The nine dancers do a session of silent clubbing; they move to music that only they can hear on a Bluetooth earpiece, each listening and responding to different types of music. Their movement will be a manifestation of their own energies in conversation with the sound they hear, and the formal qualities of the sculpture, its shapes, architectural references, and lines.

The performance at once embraces and disrupts the autonomy of the sculptural form, suggesting its contingent nature—another form of architecture to be inhabited and through which or against we shape our movement.

Can you tell me a little bit about your research for the upcoming Gether exhibition?

The show at Gether Contemporary named WRONGDOERS is 21 sculptures in bright blue, red, or orange towering shapes bend or askew. In a multitude of forms and colors, the sculptural works will take charge of the gallery space. With their twisting and turning shapes, they break with the rectangular formal lines of architecture bending perspectives and creating an uneven and dynamic state around them.

The triangular shape plays a central as it becomes a reference to signs, monumental statues, and the urban framework we live in. I really like the physical impact of a triangle, it unstable your sense of balance, and it can produce hyperbolic and parabolic, shifts between being a sign or architecture.
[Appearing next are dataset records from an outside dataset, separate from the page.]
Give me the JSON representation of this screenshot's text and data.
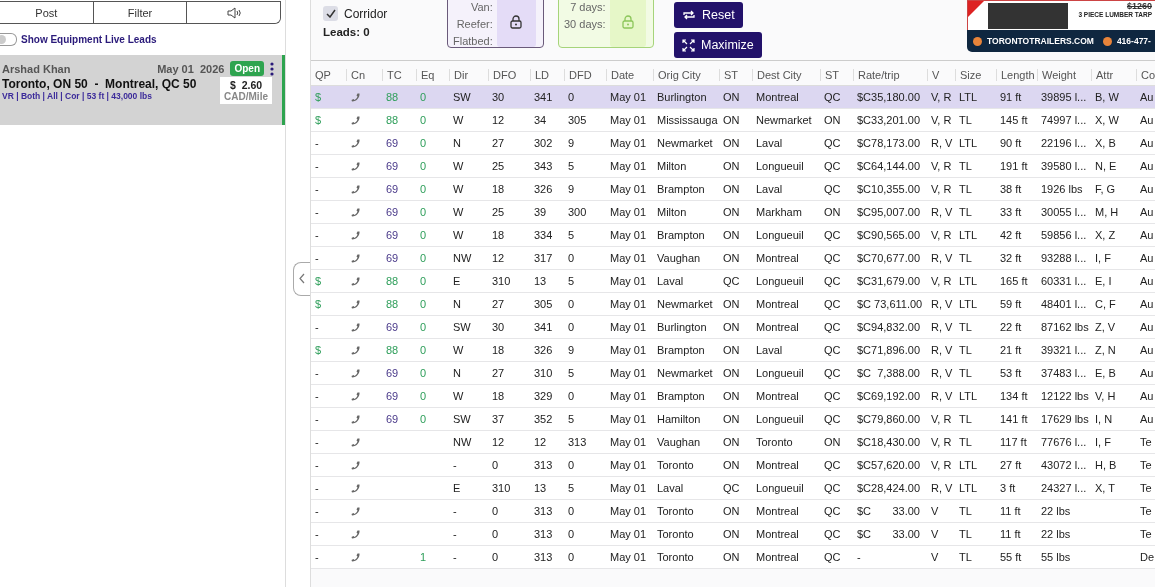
{
  "left_panel": {
    "tabs": [
      {
        "kind": "text",
        "label": "Post"
      },
      {
        "kind": "text",
        "label": "Filter"
      },
      {
        "kind": "sound"
      }
    ],
    "live_leads_toggle": {
      "label": "Show Equipment Live Leads",
      "on": false
    },
    "lead_card": {
      "name": "Arshad Khan",
      "date": "May 01  2026",
      "status": "Open",
      "route": "Toronto, ON 50  -  Montreal, QC 50",
      "details": "VR | Both | All | Cor | 53 ft | 43,000 lbs",
      "rate": "$  2.60",
      "rate_unit": "CAD/Mile"
    }
  },
  "toolbar": {
    "corridor": {
      "label": "Corridor",
      "checked": true
    },
    "leads": "Leads: 0",
    "equipment_box": {
      "labels": [
        "Van:",
        "Reefer:",
        "Flatbed:"
      ]
    },
    "period_box": {
      "labels": [
        "7 days:",
        "30 days:"
      ]
    },
    "buttons": [
      {
        "kind": "reset",
        "label": "Reset"
      },
      {
        "kind": "maximize",
        "label": "Maximize"
      }
    ]
  },
  "ad": {
    "old_price": "$1260",
    "product": "3 PIECE LUMBER TARP",
    "website": "TORONTOTRAILERS.COM",
    "phone": "416-477-"
  },
  "table": {
    "columns": [
      "QP",
      "Cn",
      "TC",
      "Eq",
      "Dir",
      "DFO",
      "LD",
      "DFD",
      "Date",
      "Orig City",
      "ST",
      "Dest City",
      "ST",
      "Rate/trip",
      "V",
      "Size",
      "Length",
      "Weight",
      "Attr",
      "Co"
    ],
    "rows": [
      {
        "selected": true,
        "kind": "quickpay",
        "qp": "$",
        "tc": "88",
        "eq": "0",
        "dir": "SW",
        "dfo": "30",
        "ld": "341",
        "dfd": "0",
        "date": "May 01",
        "orig": "Burlington",
        "ost": "ON",
        "dest": "Montreal",
        "dst": "QC",
        "rate": "$C35,180.00",
        "v": "V, R",
        "size": "LTL",
        "length": "91 ft",
        "weight": "39895 l...",
        "attr": "B, W",
        "col20": "Au"
      },
      {
        "selected": false,
        "kind": "quickpay",
        "qp": "$",
        "tc": "88",
        "eq": "0",
        "dir": "W",
        "dfo": "12",
        "ld": "34",
        "dfd": "305",
        "date": "May 01",
        "orig": "Mississauga",
        "ost": "ON",
        "dest": "Newmarket",
        "dst": "ON",
        "rate": "$C33,201.00",
        "v": "V, R",
        "size": "TL",
        "length": "145 ft",
        "weight": "74997 l...",
        "attr": "X, W",
        "col20": "Au"
      },
      {
        "selected": false,
        "kind": "standard",
        "qp": "-",
        "tc": "69",
        "eq": "0",
        "dir": "N",
        "dfo": "27",
        "ld": "302",
        "dfd": "9",
        "date": "May 01",
        "orig": "Newmarket",
        "ost": "ON",
        "dest": "Laval",
        "dst": "QC",
        "rate": "$C78,173.00",
        "v": "R, V",
        "size": "LTL",
        "length": "90 ft",
        "weight": "22196 l...",
        "attr": "X, B",
        "col20": "Au"
      },
      {
        "selected": false,
        "kind": "standard",
        "qp": "-",
        "tc": "69",
        "eq": "0",
        "dir": "W",
        "dfo": "25",
        "ld": "343",
        "dfd": "5",
        "date": "May 01",
        "orig": "Milton",
        "ost": "ON",
        "dest": "Longueuil",
        "dst": "QC",
        "rate": "$C64,144.00",
        "v": "V, R",
        "size": "TL",
        "length": "191 ft",
        "weight": "39580 l...",
        "attr": "N, E",
        "col20": "Au"
      },
      {
        "selected": false,
        "kind": "standard",
        "qp": "-",
        "tc": "69",
        "eq": "0",
        "dir": "W",
        "dfo": "18",
        "ld": "326",
        "dfd": "9",
        "date": "May 01",
        "orig": "Brampton",
        "ost": "ON",
        "dest": "Laval",
        "dst": "QC",
        "rate": "$C10,355.00",
        "v": "V, R",
        "size": "TL",
        "length": "38 ft",
        "weight": "1926 lbs",
        "attr": "F, G",
        "col20": "Au"
      },
      {
        "selected": false,
        "kind": "standard",
        "qp": "-",
        "tc": "69",
        "eq": "0",
        "dir": "W",
        "dfo": "25",
        "ld": "39",
        "dfd": "300",
        "date": "May 01",
        "orig": "Milton",
        "ost": "ON",
        "dest": "Markham",
        "dst": "ON",
        "rate": "$C95,007.00",
        "v": "R, V",
        "size": "TL",
        "length": "33 ft",
        "weight": "30055 l...",
        "attr": "M, H",
        "col20": "Au"
      },
      {
        "selected": false,
        "kind": "standard",
        "qp": "-",
        "tc": "69",
        "eq": "0",
        "dir": "W",
        "dfo": "18",
        "ld": "334",
        "dfd": "5",
        "date": "May 01",
        "orig": "Brampton",
        "ost": "ON",
        "dest": "Longueuil",
        "dst": "QC",
        "rate": "$C90,565.00",
        "v": "V, R",
        "size": "LTL",
        "length": "42 ft",
        "weight": "59856 l...",
        "attr": "X, Z",
        "col20": "Au"
      },
      {
        "selected": false,
        "kind": "standard",
        "qp": "-",
        "tc": "69",
        "eq": "0",
        "dir": "NW",
        "dfo": "12",
        "ld": "317",
        "dfd": "0",
        "date": "May 01",
        "orig": "Vaughan",
        "ost": "ON",
        "dest": "Montreal",
        "dst": "QC",
        "rate": "$C70,677.00",
        "v": "R, V",
        "size": "TL",
        "length": "32 ft",
        "weight": "93288 l...",
        "attr": "I, F",
        "col20": "Au"
      },
      {
        "selected": false,
        "kind": "quickpay",
        "qp": "$",
        "tc": "88",
        "eq": "0",
        "dir": "E",
        "dfo": "310",
        "ld": "13",
        "dfd": "5",
        "date": "May 01",
        "orig": "Laval",
        "ost": "QC",
        "dest": "Longueuil",
        "dst": "QC",
        "rate": "$C31,679.00",
        "v": "V, R",
        "size": "LTL",
        "length": "165 ft",
        "weight": "60331 l...",
        "attr": "E, I",
        "col20": "Au"
      },
      {
        "selected": false,
        "kind": "quickpay",
        "qp": "$",
        "tc": "88",
        "eq": "0",
        "dir": "N",
        "dfo": "27",
        "ld": "305",
        "dfd": "0",
        "date": "May 01",
        "orig": "Newmarket",
        "ost": "ON",
        "dest": "Montreal",
        "dst": "QC",
        "rate": "$C 73,611.00",
        "v": "R, V",
        "size": "LTL",
        "length": "59 ft",
        "weight": "48401 l...",
        "attr": "C, F",
        "col20": "Au"
      },
      {
        "selected": false,
        "kind": "standard",
        "qp": "-",
        "tc": "69",
        "eq": "0",
        "dir": "SW",
        "dfo": "30",
        "ld": "341",
        "dfd": "0",
        "date": "May 01",
        "orig": "Burlington",
        "ost": "ON",
        "dest": "Montreal",
        "dst": "QC",
        "rate": "$C94,832.00",
        "v": "R, V",
        "size": "TL",
        "length": "22 ft",
        "weight": "87162 lbs",
        "attr": "Z, V",
        "col20": "Au"
      },
      {
        "selected": false,
        "kind": "quickpay",
        "qp": "$",
        "tc": "88",
        "eq": "0",
        "dir": "W",
        "dfo": "18",
        "ld": "326",
        "dfd": "9",
        "date": "May 01",
        "orig": "Brampton",
        "ost": "ON",
        "dest": "Laval",
        "dst": "QC",
        "rate": "$C71,896.00",
        "v": "R, V",
        "size": "TL",
        "length": "21 ft",
        "weight": "39321 l...",
        "attr": "Z, N",
        "col20": "Au"
      },
      {
        "selected": false,
        "kind": "standard",
        "qp": "-",
        "tc": "69",
        "eq": "0",
        "dir": "N",
        "dfo": "27",
        "ld": "310",
        "dfd": "5",
        "date": "May 01",
        "orig": "Newmarket",
        "ost": "ON",
        "dest": "Longueuil",
        "dst": "QC",
        "rate": "$C  7,388.00",
        "v": "R, V",
        "size": "TL",
        "length": "53 ft",
        "weight": "37483 l...",
        "attr": "E, B",
        "col20": "Au"
      },
      {
        "selected": false,
        "kind": "standard",
        "qp": "-",
        "tc": "69",
        "eq": "0",
        "dir": "W",
        "dfo": "18",
        "ld": "329",
        "dfd": "0",
        "date": "May 01",
        "orig": "Brampton",
        "ost": "ON",
        "dest": "Montreal",
        "dst": "QC",
        "rate": "$C69,192.00",
        "v": "R, V",
        "size": "LTL",
        "length": "134 ft",
        "weight": "12122 lbs",
        "attr": "V, H",
        "col20": "Au"
      },
      {
        "selected": false,
        "kind": "standard",
        "qp": "-",
        "tc": "69",
        "eq": "0",
        "dir": "SW",
        "dfo": "37",
        "ld": "352",
        "dfd": "5",
        "date": "May 01",
        "orig": "Hamilton",
        "ost": "ON",
        "dest": "Longueuil",
        "dst": "QC",
        "rate": "$C79,860.00",
        "v": "V, R",
        "size": "TL",
        "length": "141 ft",
        "weight": "17629 lbs",
        "attr": "I, N",
        "col20": "Au"
      },
      {
        "selected": false,
        "kind": "plain",
        "qp": "-",
        "dir": "NW",
        "dfo": "12",
        "ld": "12",
        "dfd": "313",
        "date": "May 01",
        "orig": "Vaughan",
        "ost": "ON",
        "dest": "Toronto",
        "dst": "ON",
        "rate": "$C18,430.00",
        "v": "V, R",
        "size": "TL",
        "length": "117 ft",
        "weight": "77676 l...",
        "attr": "I, F",
        "col20": "Te"
      },
      {
        "selected": false,
        "kind": "plain",
        "qp": "-",
        "dir": "-",
        "dfo": "0",
        "ld": "313",
        "dfd": "0",
        "date": "May 01",
        "orig": "Toronto",
        "ost": "ON",
        "dest": "Montreal",
        "dst": "QC",
        "rate": "$C57,620.00",
        "v": "V, R",
        "size": "LTL",
        "length": "27 ft",
        "weight": "43072 l...",
        "attr": "H, B",
        "col20": "Te"
      },
      {
        "selected": false,
        "kind": "plain",
        "qp": "-",
        "dir": "E",
        "dfo": "310",
        "ld": "13",
        "dfd": "5",
        "date": "May 01",
        "orig": "Laval",
        "ost": "QC",
        "dest": "Longueuil",
        "dst": "QC",
        "rate": "$C28,424.00",
        "v": "R, V",
        "size": "LTL",
        "length": "3 ft",
        "weight": "24327 l...",
        "attr": "X, T",
        "col20": "Te"
      },
      {
        "selected": false,
        "kind": "plain",
        "qp": "-",
        "dir": "-",
        "dfo": "0",
        "ld": "313",
        "dfd": "0",
        "date": "May 01",
        "orig": "Toronto",
        "ost": "ON",
        "dest": "Montreal",
        "dst": "QC",
        "rate": "$C       33.00",
        "v": "V",
        "size": "TL",
        "length": "11 ft",
        "weight": "22 lbs",
        "col20": "Te"
      },
      {
        "selected": false,
        "kind": "plain",
        "qp": "-",
        "dir": "-",
        "dfo": "0",
        "ld": "313",
        "dfd": "0",
        "date": "May 01",
        "orig": "Toronto",
        "ost": "ON",
        "dest": "Montreal",
        "dst": "QC",
        "rate": "$C       33.00",
        "v": "V",
        "size": "TL",
        "length": "11 ft",
        "weight": "22 lbs",
        "col20": "Te"
      },
      {
        "selected": false,
        "kind": "plain",
        "qp": "-",
        "eq": "1",
        "dir": "-",
        "dfo": "0",
        "ld": "313",
        "dfd": "0",
        "date": "May 01",
        "orig": "Toronto",
        "ost": "ON",
        "dest": "Montreal",
        "dst": "QC",
        "rate": "-",
        "v": "V",
        "size": "TL",
        "length": "55 ft",
        "weight": "55 lbs",
        "col20": "De"
      }
    ]
  }
}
I use color almost as propaganda. Whether to scare us off or to lure us closer, color plays a central role in visual communication. Flags of nations, commercials, warning signs, and so on make use of our unconscious reaction to color. In the exhibition lies several indirect political references. For example, the poster for the exhibition is a photo of a stripy towering sculpture in red, blue, and white associated with the American flag, and written above it says, wrongdoers. Which is a recurring symbol in the exhibition as well as the Danish and British flags.